If you retrofitted existing doubles into singles, you would not have enough patient rooms to satisfy current demand. You would have to accompany that by building a new building and extra patient rooms. That would be a huge extra cost. Over time, we and al hospitals are acting to increase the percentage of single room, butthe key phrase is "over time", as we add new capacity.


That is an amazing and incredibly sad story, pointing out the need for double identification in such matters.

Anonymous said...


Well, that was exactly the criticism of the hospital in the fatality - that they didn't have (readily available) systems in place to prevent this human error from occurring. In fact, they were behind our much smaller and poorer hospital.

I talked to an anesthesiologist who worked there who said the better system in question would have cost $200,000 and they didn't want to spend the $$. It cost them several times that to settle the legal case, of course - not to mention the human cost.
So you are right - investment in quality and safety are paramount. I don't think the clinicians in the article meant to say otherwise.


Sylvester Ade Arokoyo said...


I totally agree with your single-patient room advocation, I think we should settle for noting less. This blog is truelt a blog of note.


Anonymous said...

Okay, you got me there. My duh.
Glad to hear single rooms are being incorporated in the future.

I understand that the authors are saying that single rooms quickly add some increased safety, but I like how BIDMC is doing it - every avenue toward improved patient safety is being taken.

Anonymous said...

Dear pj,

To confirm your point, our surveys show about a 3 percentage point higher response in terms of patient satisfaction ranking (i.e, percent of people who rank the experience as good or excellent) when people are in a private room compared to a double.

Anonymous said...

In our 350 bed hospital, every room now is a single room. As a nurse, I have tripped over more than one mechanical device, be it a stedman pump or Imed pump.. trying to get to a patient, in a crowded two bed room....and confidentiality laws as they there realy patient privacy in a two bed room? I don't think so.

Zahhar said...

Clearly most of you commenting are rich people who can afford whatever medical care you require. Me, I'd be happy with just a room in a hospital should I need medical attention. And I think I'd find the presence of another human somewhat comforting over the isolation of a single room.

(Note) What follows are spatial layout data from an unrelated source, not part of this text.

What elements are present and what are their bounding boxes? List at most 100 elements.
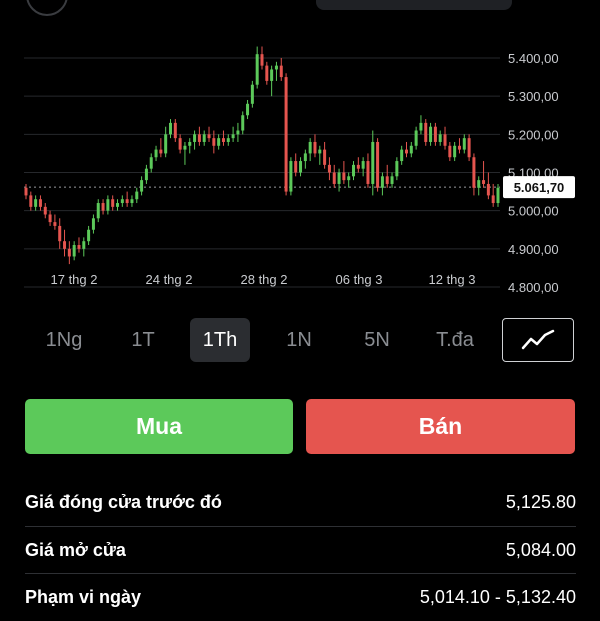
candle (91, 214, 95, 234)
candle (116, 199, 120, 211)
stat-value: 5,084.00 (505, 539, 576, 560)
candle (154, 145, 158, 162)
candle (361, 157, 365, 177)
candle (318, 145, 322, 165)
candle (106, 195, 110, 215)
candle-body (193, 134, 197, 142)
candle (250, 80, 254, 108)
stat-row-open: Giá mở cửa 5,084.00 (25, 526, 576, 574)
candle (96, 199, 100, 223)
candle (173, 119, 177, 142)
candle-body (63, 241, 67, 249)
candle-body (453, 145, 457, 158)
tab-1-week[interactable]: 1T (115, 318, 171, 362)
stat-value: 5,125.80 (505, 491, 576, 512)
candle (197, 126, 201, 146)
candle (43, 203, 47, 219)
candle (38, 195, 42, 211)
candle-body (491, 195, 495, 204)
candle (207, 126, 211, 142)
candle (149, 153, 153, 173)
candle-body (43, 206, 47, 215)
candle-body (448, 145, 452, 158)
chart-type-button[interactable] (502, 318, 574, 362)
candle (226, 134, 230, 146)
candle (443, 126, 447, 150)
tab-1-month[interactable]: 1Th (190, 318, 250, 362)
candle-body (197, 134, 201, 142)
candle-body (144, 168, 148, 181)
candle-body (135, 191, 139, 200)
candle-body (24, 187, 28, 196)
candle-body (289, 161, 293, 192)
stat-label: Phạm vi ngày (25, 586, 142, 607)
candle-body (400, 149, 404, 162)
candle-body (236, 130, 240, 135)
candle (414, 126, 418, 150)
sell-button[interactable]: Bán (306, 399, 575, 454)
candle-body (352, 164, 356, 177)
candle-body (467, 138, 471, 158)
candle-body (53, 222, 57, 226)
candle-body (29, 195, 33, 207)
candle-body (332, 172, 336, 184)
candle (347, 172, 351, 188)
candle (140, 176, 144, 196)
candle-body (472, 157, 476, 188)
candle (279, 58, 283, 81)
candle-body (390, 176, 394, 184)
candle (24, 183, 28, 200)
candle-body (221, 138, 225, 142)
price-chart[interactable]: 5.400,005.300,005.200,005.100,005.000,00… (0, 0, 600, 300)
x-tick-label: 06 thg 3 (336, 272, 383, 287)
candle (236, 122, 240, 142)
tab-max[interactable]: T.đa (423, 318, 487, 362)
candle (270, 65, 274, 97)
candle-body (299, 161, 303, 173)
candle (67, 241, 71, 265)
candle-body (274, 65, 278, 70)
candle (477, 176, 481, 196)
candle (130, 195, 134, 207)
buy-button[interactable]: Mua (25, 399, 293, 454)
candle (159, 138, 163, 158)
candle-body (496, 187, 500, 204)
candle (327, 157, 331, 181)
x-tick-label: 24 thg 2 (146, 272, 193, 287)
candle-body (125, 199, 129, 204)
candle (342, 161, 346, 184)
candle-body (342, 172, 346, 181)
candle-body (116, 203, 120, 207)
candle-body (58, 225, 62, 242)
candle-body (419, 122, 423, 131)
candle (308, 138, 312, 162)
candle-body (270, 69, 274, 81)
tab-1-day[interactable]: 1Ng (34, 318, 94, 362)
candle-body (96, 203, 100, 219)
candle-body (130, 199, 134, 204)
candle-body (38, 199, 42, 207)
candle-body (34, 199, 38, 207)
candle-body (183, 145, 187, 150)
candle-body (159, 149, 163, 154)
tab-5-years[interactable]: 5N (348, 318, 406, 362)
x-tick-label: 28 thg 2 (241, 272, 288, 287)
candle-body (313, 141, 317, 154)
candle (448, 141, 452, 162)
tab-1-year[interactable]: 1N (272, 318, 326, 362)
candle-body (486, 183, 490, 196)
candle (400, 145, 404, 165)
candle (467, 134, 471, 162)
candle-body (327, 164, 331, 173)
candle-body (294, 161, 298, 173)
candle-body (217, 138, 221, 146)
candle-body (438, 134, 442, 142)
candle (72, 241, 76, 261)
y-tick-label: 5.300,00 (508, 89, 559, 104)
candle (77, 237, 81, 253)
candle (424, 119, 428, 146)
candle (241, 111, 245, 135)
candle (453, 141, 457, 162)
candle (125, 191, 129, 207)
candle (390, 172, 394, 188)
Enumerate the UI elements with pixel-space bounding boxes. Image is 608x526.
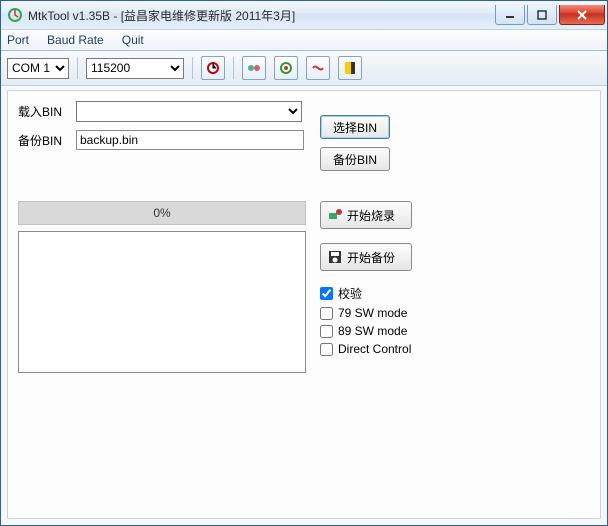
save-icon: [327, 249, 343, 265]
minimize-button[interactable]: [495, 5, 525, 25]
direct-check-input[interactable]: [320, 343, 333, 356]
sw89-checkbox[interactable]: 89 SW mode: [320, 324, 412, 338]
verify-label: 校验: [338, 285, 362, 302]
backup-bin-label: 备份BIN: [18, 132, 76, 149]
start-burn-label: 开始烧录: [347, 207, 395, 224]
menu-port[interactable]: Port: [7, 33, 29, 47]
burn-icon: [327, 207, 343, 223]
menu-baud[interactable]: Baud Rate: [47, 33, 104, 47]
load-bin-label: 载入BIN: [18, 103, 76, 120]
start-burn-button[interactable]: 开始烧录: [320, 201, 412, 229]
load-bin-select[interactable]: [76, 101, 302, 122]
app-icon: [7, 7, 23, 23]
exit-icon[interactable]: [338, 56, 362, 80]
start-backup-button[interactable]: 开始备份: [320, 243, 412, 271]
sw89-check-input[interactable]: [320, 325, 333, 338]
progress-bar: 0%: [18, 201, 306, 225]
close-button[interactable]: [559, 5, 605, 25]
direct-checkbox[interactable]: Direct Control: [320, 342, 412, 356]
toolbar: COM 1 115200: [1, 51, 607, 86]
sw79-checkbox[interactable]: 79 SW mode: [320, 306, 412, 320]
select-bin-button[interactable]: 选择BIN: [320, 115, 390, 139]
backup-bin-button[interactable]: 备份BIN: [320, 147, 390, 171]
start-backup-label: 开始备份: [347, 249, 395, 266]
link-icon[interactable]: [306, 56, 330, 80]
sw89-label: 89 SW mode: [338, 324, 407, 338]
tool-icon-2[interactable]: [274, 56, 298, 80]
window-title: MtkTool v1.35B - [益昌家电维修更新版 2011年3月]: [28, 7, 493, 24]
refresh-icon[interactable]: [201, 56, 225, 80]
sw79-check-input[interactable]: [320, 307, 333, 320]
separator: [77, 57, 78, 79]
menu-quit[interactable]: Quit: [122, 33, 144, 47]
verify-checkbox[interactable]: 校验: [320, 285, 412, 302]
progress-text: 0%: [153, 206, 170, 220]
direct-label: Direct Control: [338, 342, 411, 356]
titlebar: MtkTool v1.35B - [益昌家电维修更新版 2011年3月]: [1, 1, 607, 30]
verify-check-input[interactable]: [320, 287, 333, 300]
content-area: 载入BIN 备份BIN 选择BIN 备份BIN 0%: [1, 86, 607, 525]
separator: [192, 57, 193, 79]
log-textarea[interactable]: [18, 231, 306, 373]
baud-rate-select[interactable]: 115200: [86, 58, 184, 79]
com-port-select[interactable]: COM 1: [7, 58, 69, 79]
maximize-button[interactable]: [527, 5, 557, 25]
separator: [233, 57, 234, 79]
backup-bin-input[interactable]: [76, 130, 304, 150]
tool-icon-1[interactable]: [242, 56, 266, 80]
menubar: Port Baud Rate Quit: [1, 30, 607, 51]
sw79-label: 79 SW mode: [338, 306, 407, 320]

This is clearly an argument between rich people based on their personal tastes. People in poverty, such as myself, aren't interested in such topics. We just want access to medical care, period.

Anonymous said...

Recently visited a aunt in a four bed room of my employment and watched in utter disbielf as a physican went to each pt and asked if this was the pt. As my aunt was the only alert one in the room she directed him to the proper pt. I proceeded to leave after visiting called admitting and had her moved to a two bed room less for her to take care of!!!! Still so much to do....

Annabelle Tinley said...

From a saftey issue I belive single rooms to be far superior in reducing identification errors.